Winter in the Desert - 2013 travel blog

arch panorama

blind curve

panorama

close up

Needles

Needles

Needles

Needles

wooden shoe arch

dusty


Moab and the parks around it abound with young, physically fit folks, stimulating their adrenal glands. We'll be driving down a quiet two lane road and come upon a row of people staring up the steep sides of some buttes. When we join them in looking up, a contingent of rock climbers are hammering attachments into the rocks and scaling the steep sides. People mountain bike up 10% grade mountains and come careening down the other side over boulders as large as their tires. We also see bikers peddling away in the most remote spots carrying as much gear as you can carry on a bike going who knows where and who knows why. We've seen ads and billboards for white water rafting and hot air ballooning. Some of these activities end badly. The local news has been full of an incident where a young man jumped off an arch tied to a rope and crashed to his death because the rope was a little too long.

Today we went to the southern end of Canyonlands NP known as The Needles. It was a long drive there and we imagined we'd have the place pretty much to ourselves. We were wrong.
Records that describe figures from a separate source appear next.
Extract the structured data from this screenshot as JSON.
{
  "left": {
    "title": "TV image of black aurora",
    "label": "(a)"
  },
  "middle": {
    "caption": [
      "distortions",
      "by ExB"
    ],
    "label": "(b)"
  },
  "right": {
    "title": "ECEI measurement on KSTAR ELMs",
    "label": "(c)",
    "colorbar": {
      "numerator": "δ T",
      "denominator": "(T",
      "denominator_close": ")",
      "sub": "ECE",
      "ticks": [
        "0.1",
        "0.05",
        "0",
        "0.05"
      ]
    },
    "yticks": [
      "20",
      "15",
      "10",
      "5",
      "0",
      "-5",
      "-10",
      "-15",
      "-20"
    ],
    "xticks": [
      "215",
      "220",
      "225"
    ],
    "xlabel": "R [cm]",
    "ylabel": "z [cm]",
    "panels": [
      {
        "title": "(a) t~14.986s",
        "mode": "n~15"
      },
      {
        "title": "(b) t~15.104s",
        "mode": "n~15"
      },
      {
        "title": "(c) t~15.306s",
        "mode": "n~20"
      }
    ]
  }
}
We tried another 4-wheel drive road, not nearly as treacherous as the one we tried yesterday. It was too narrow for two cars to pass in most places and had many blind curves, but we didn't worry because we thought we had the road to ourselves. When we got to the end, we could not park because so many cars already were there. People go on long hikes here so the parking lots fill up fast and stay full for hours. It was painful to notice that most of the folks we see here are 30 - 40 years younger than we are.
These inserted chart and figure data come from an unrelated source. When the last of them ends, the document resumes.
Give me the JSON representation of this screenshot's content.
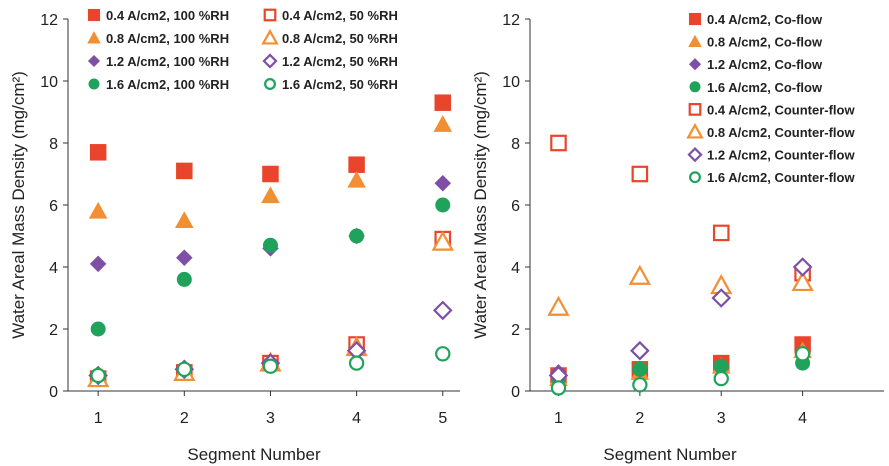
{
  "chart_data": [
    {
      "type": "scatter",
      "xlabel": "Segment Number",
      "ylabel": "Water Areal Mass Density (mg/cm²)",
      "xlim": [
        0.65,
        5.2
      ],
      "ylim": [
        0,
        12
      ],
      "xticks": [
        "1",
        "2",
        "3",
        "4",
        "5"
      ],
      "yticks": [
        "0",
        "2",
        "4",
        "6",
        "8",
        "10",
        "12"
      ],
      "legend_position": "top",
      "series": [
        {
          "name": "0.4 A/cm2, 100 %RH",
          "marker": "square",
          "filled": true,
          "color": "#e8452c",
          "x": [
            1,
            2,
            3,
            4,
            5
          ],
          "y": [
            7.7,
            7.1,
            7.0,
            7.3,
            9.3
          ]
        },
        {
          "name": "0.4 A/cm2, 50 %RH",
          "marker": "square",
          "filled": false,
          "color": "#e8452c",
          "x": [
            1,
            2,
            3,
            4,
            5
          ],
          "y": [
            0.4,
            0.6,
            0.9,
            1.5,
            4.9
          ]
        },
        {
          "name": "0.8 A/cm2, 100 %RH",
          "marker": "triangle",
          "filled": true,
          "color": "#f28f33",
          "x": [
            1,
            2,
            3,
            4,
            5
          ],
          "y": [
            5.8,
            5.5,
            6.3,
            6.8,
            8.6
          ]
        },
        {
          "name": "0.8 A/cm2, 50 %RH",
          "marker": "triangle",
          "filled": false,
          "color": "#f28f33",
          "x": [
            1,
            2,
            3,
            4,
            5
          ],
          "y": [
            0.4,
            0.6,
            0.9,
            1.4,
            4.8
          ]
        },
        {
          "name": "1.2 A/cm2, 100 %RH",
          "marker": "diamond",
          "filled": true,
          "color": "#7d4fa6",
          "x": [
            1,
            2,
            3,
            4,
            5
          ],
          "y": [
            4.1,
            4.3,
            4.6,
            5.0,
            6.7
          ]
        },
        {
          "name": "1.2 A/cm2, 50 %RH",
          "marker": "diamond",
          "filled": false,
          "color": "#7d4fa6",
          "x": [
            1,
            2,
            3,
            4,
            5
          ],
          "y": [
            0.5,
            0.7,
            0.9,
            1.3,
            2.6
          ]
        },
        {
          "name": "1.6 A/cm2, 100 %RH",
          "marker": "circle",
          "filled": true,
          "color": "#1fa35c",
          "x": [
            1,
            2,
            3,
            4,
            5
          ],
          "y": [
            2.0,
            3.6,
            4.7,
            5.0,
            6.0
          ]
        },
        {
          "name": "1.6 A/cm2, 50 %RH",
          "marker": "circle",
          "filled": false,
          "color": "#1fa35c",
          "x": [
            1,
            2,
            3,
            4,
            5
          ],
          "y": [
            0.5,
            0.7,
            0.8,
            0.9,
            1.2
          ]
        }
      ]
    },
    {
      "type": "scatter",
      "xlabel": "Segment Number",
      "ylabel": "Water Areal Mass Density (mg/cm²)",
      "xlim": [
        0.65,
        5.0
      ],
      "ylim": [
        0,
        12
      ],
      "xticks": [
        "1",
        "2",
        "3",
        "4"
      ],
      "yticks": [
        "0",
        "2",
        "4",
        "6",
        "8",
        "10",
        "12"
      ],
      "legend_position": "top-right",
      "series": [
        {
          "name": "0.4 A/cm2, Co-flow",
          "marker": "square",
          "filled": true,
          "color": "#e8452c",
          "x": [
            1,
            2,
            3,
            4
          ],
          "y": [
            0.5,
            0.7,
            0.9,
            1.5
          ]
        },
        {
          "name": "0.8 A/cm2, Co-flow",
          "marker": "triangle",
          "filled": true,
          "color": "#f28f33",
          "x": [
            1,
            2,
            3,
            4
          ],
          "y": [
            0.4,
            0.6,
            0.8,
            1.3
          ]
        },
        {
          "name": "1.2 A/cm2, Co-flow",
          "marker": "diamond",
          "filled": true,
          "color": "#7d4fa6",
          "x": [
            1,
            2,
            3,
            4
          ],
          "y": [
            0.6,
            0.7,
            0.8,
            1.2
          ]
        },
        {
          "name": "1.6 A/cm2, Co-flow",
          "marker": "circle",
          "filled": true,
          "color": "#1fa35c",
          "x": [
            1,
            2,
            3,
            4
          ],
          "y": [
            0.4,
            0.7,
            0.8,
            0.9
          ]
        },
        {
          "name": "0.4 A/cm2, Counter-flow",
          "marker": "square",
          "filled": false,
          "color": "#e8452c",
          "x": [
            1,
            2,
            3,
            4
          ],
          "y": [
            8.0,
            7.0,
            5.1,
            3.8
          ]
        },
        {
          "name": "0.8 A/cm2, Counter-flow",
          "marker": "triangle",
          "filled": false,
          "color": "#f28f33",
          "x": [
            1,
            2,
            3,
            4
          ],
          "y": [
            2.7,
            3.7,
            3.4,
            3.5
          ]
        },
        {
          "name": "1.2 A/cm2, Counter-flow",
          "marker": "diamond",
          "filled": false,
          "color": "#7d4fa6",
          "x": [
            1,
            2,
            3,
            4
          ],
          "y": [
            0.5,
            1.3,
            3.0,
            4.0
          ]
        },
        {
          "name": "1.6 A/cm2, Counter-flow",
          "marker": "circle",
          "filled": false,
          "color": "#1fa35c",
          "x": [
            1,
            2,
            3,
            4
          ],
          "y": [
            0.1,
            0.2,
            0.4,
            1.2
          ]
        }
      ]
    }
  ]
}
The town and our campground are filling up with 4-wheel drive vehicles in preparation for a major rally this weekend. There will be at least 1,000 participants here, driving in groups through at least thirty different routes. There are pictures in the paper of jeeps from previous rallies tipped up on their noses, wedged between two large boulders. We've seen license plates as far away as Alaska and Alabama. Vendors are setting up huge trailers full of the accessories one needs to drive cross country around here. Although we do have a Jeep, it does not have the high clearance and short wheel base one needs to negotiate these trails. It's all pretty new to us.